I don’t care how good the food is when it’s first cooked, sitting on a buffet for long tends to make it lose it’s pop, no matter what you do to it. There are some things that work well with buffets, and some things that don’t. For instance- soupy things or things in a broth, or some sauces tend to hold up well, while fried things and things that will separate or get too cool are usually not as good.
But isn’t that why we have buffets? So everyone can find those things they like for one price and enjoy them?
Such is the case with Cajun King. There were many things I loved about the food, and a few things that didn’t work on the buffet. It’s just the curse of the buffet-style service. But there were so many things that did work, I’m going to focus on the good things because Cajun King offers some things that are absolutely delicious.
The entire buffet is offered and paid for at the door when you walk in the door. You pay your $9.95 (plus price for drink if you get one), and then you’re given free reign of the place for the remainder of the visit. The entire time we were there, the place was hopping, and that is always a great sign if you ask me.
The decor hasn’t been changed much since Dina’s Cafe used to operate in the same space.
There are a few new touches like Mardi Gras beads that hang from the lights and a few Mardi Gras masks on the wall. But this is one of those places that you go to for fun and food, and decor just isn’t that important.
The buffet makes an L-shape, and I have to say, I approached it tentatively.
I had heard of a few things that I needed to try so I knew to try the crawfish etouffée, and the fried chicken. I also tried a helping of cornbread, the blackened chicken pasta and some au gratin potatoes to start.
The étouffée was amazing and I loved it served over some dirty rice.
It’s a good thing I don’t work at Furr’s. I would get fired for my sloppy dishing-up skills. This was pretty spicey for me (but I’m a weanie) and I loved the flavors.
The chicken was great and I’m not a big fried chicken nut. It was seasoned well and had a hint of sweetness as well in the batter. Very yummy.
I had a bowl of their collard greens (we like to eat it with rice) and they were really good. I mean way good!
Mr. Wonderful is a huge greens fan and he smiled bigtime when he ate these.

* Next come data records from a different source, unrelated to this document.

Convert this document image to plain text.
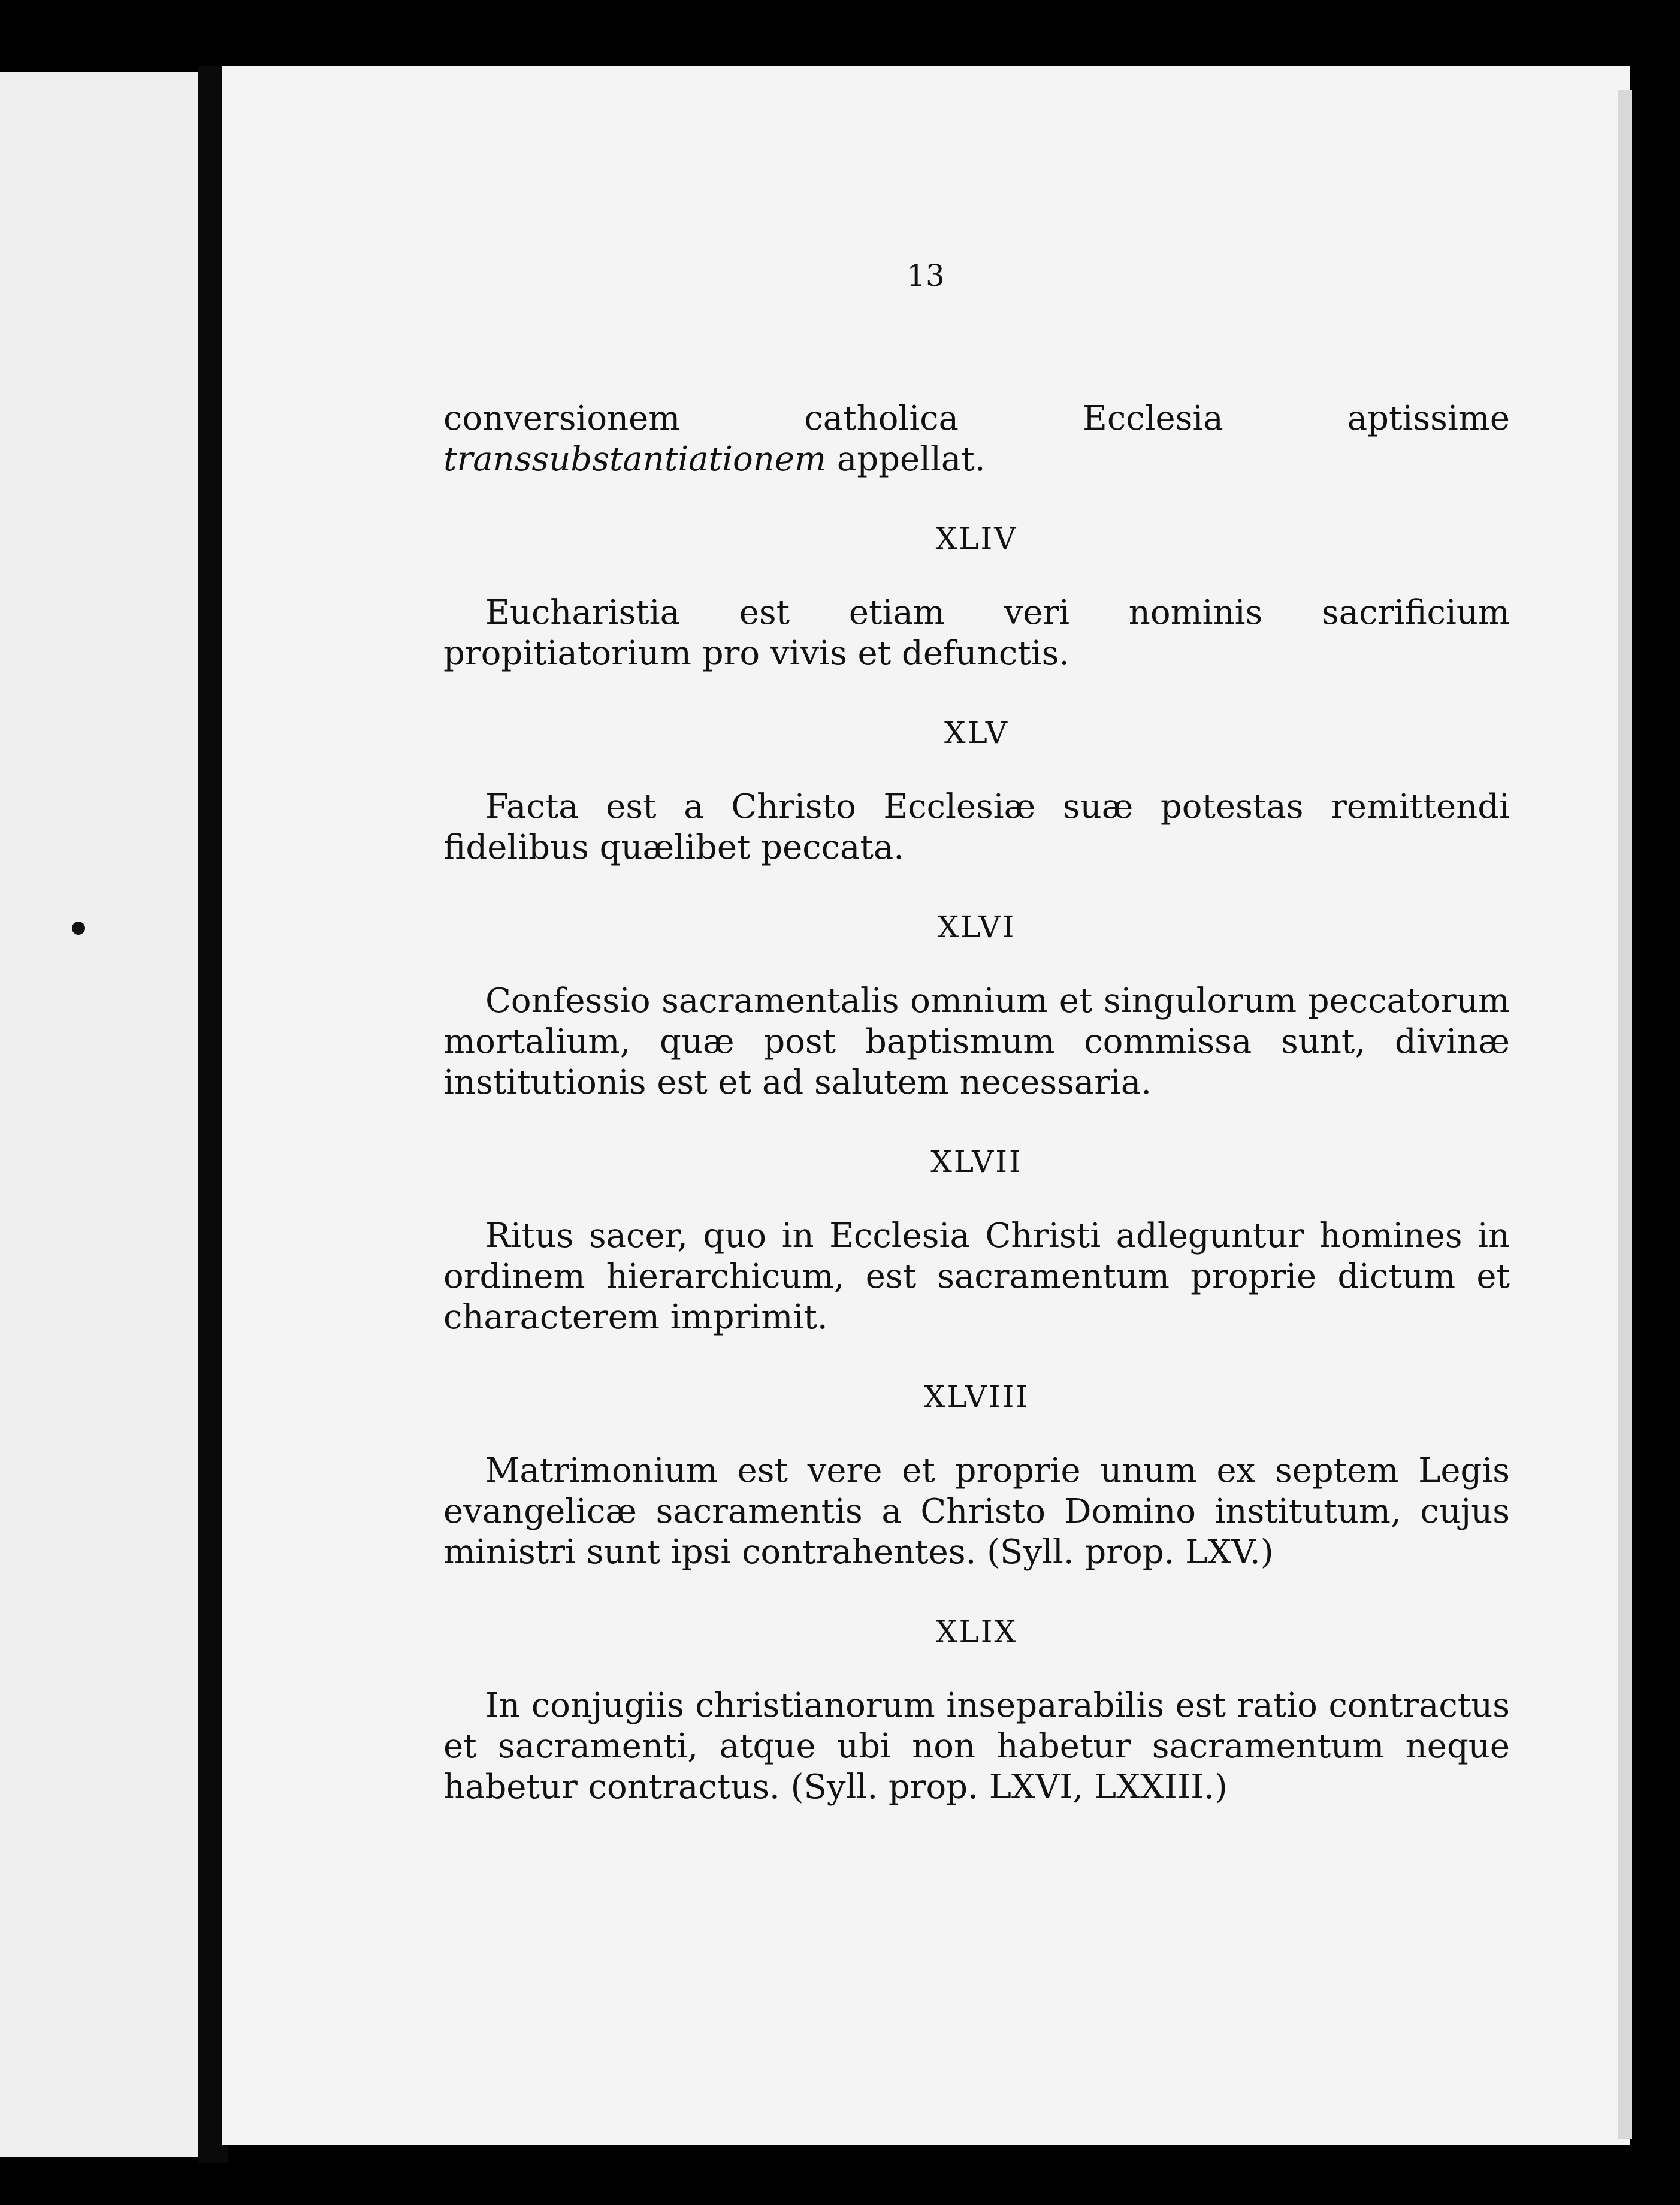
13

conversionem catholica Ecclesia aptissime transsubstantiationem appellat.

XLIV

Eucharistia est etiam veri nominis sacrificium propitiatorium pro vivis et defunctis.

XLV

Facta est a Christo Ecclesiæ suæ potestas remittendi fidelibus quælibet peccata.

XLVI

Confessio sacramentalis omnium et singulorum peccatorum mortalium, quæ post baptismum commissa sunt, divinæ institutionis est et ad salutem necessaria.

XLVII

Ritus sacer, quo in Ecclesia Christi adleguntur homines in ordinem hierarchicum, est sacramentum proprie dictum et characterem imprimit.

XLVIII

Matrimonium est vere et proprie unum ex septem Legis evangelicæ sacramentis a Christo Domino institutum, cujus ministri sunt ipsi contrahentes. (Syll. prop. LXV.)

XLIX

In conjugiis christianorum inseparabilis est ratio contractus et sacramenti, atque ubi non habetur sacramentum neque habetur contractus. (Syll. prop. LXVI, LXXIII.)
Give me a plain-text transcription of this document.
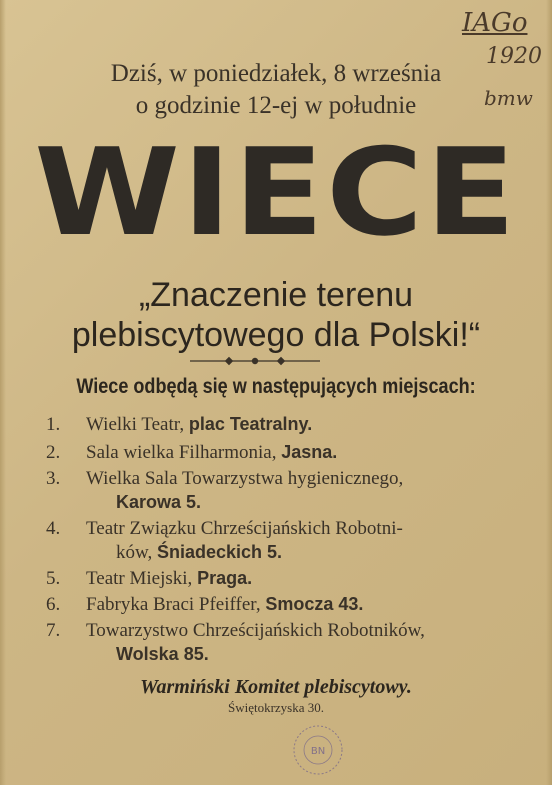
IAGo
1920
bmw
Dziś, w poniedziałek, 8 września
o godzinie 12-ej w południe
WIECE
„Znaczenie terenu
plebiscytowego dla Polski!“
Wiece odbędą się w następujących miejscach:
1. Wielki Teatr, plac Teatralny.
2. Sala wielka Filharmonia, Jasna.
3. Wielka Sala Towarzystwa hygienicznego,
Karowa 5.
4. Teatr Związku Chrześcijańskich Robotni-
ków, Śniadeckich 5.
5. Teatr Miejski, Praga.
6. Fabryka Braci Pfeiffer, Smocza 43.
7. Towarzystwo Chrześcijańskich Robotników,
Wolska 85.
Warmiński Komitet plebiscytowy.
Świętokrzyska 30.
BN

Mr. Wonderful will tell you every time he eats greens how, when in elementary school, they had to clean their plate before going outside. Once a week they had greens, and all the kids at the table gave him their greens helping because he was the only kid who liked them. The man loves him some collard greens.
In fact, Mr. Wonderful really, really loved this place.
But when I arrived back at the table, what had arrived in my absence quickly became the star of the show. Fresh, hot, melt-in-your-mouth catfish strips.
This ruined me for the rest of the trip for anything else. Cut in thin strips, this is the best catfish I’ve had in a long, long while. It comes fresh out of the fryer and is brought to your table with a tangy honey mustard-type sauce that I loved. When your plate is emptied, they will bring you more, for as long as you like. I can’t say enough about how good this is…so I’ll say it once again…this is GOOD!
I would go again just for this.
These also come out hot and fresh with the catfish. Beignets – the French version of doughnut holes.
These were freshly fried as well and all-you-can-eat, but I just didn’t want to fill up on fried dough.
And I wanted more of that catfish. Seriously, I’m thinking about it now, and I want some.
Another worth while mention -the bread pudding.
I don’t usually like bread pudding, so when the owner told me I had to try it, I was thinking “yeah right”. However, Mr. Wonderful got a plate and I decided to taste it.
And I liked it. It was like a plate full of a gooey cinnamon roll. It was wonderfully, sinfully, sweetly delicious.
We met Ken Mills while we were there, and you’ll never meet a nicer guy.
Ken, (who owned two restaurants in New Orleans and hails from there) co-owns the restaurant with Simeon Adda (former owner of Wellington Pancake House) and the two decided to venture into bringing Oklahoma some New Orleans style food and apparently it’s working, due to the revolving door of folks we saw pouring into the restaurant while we were there.
I am going back to Cajun King soon. This time I will fill my plate with étouffée, greens, chicken, and bread pudding but I will save most of my stomach-space for catfish.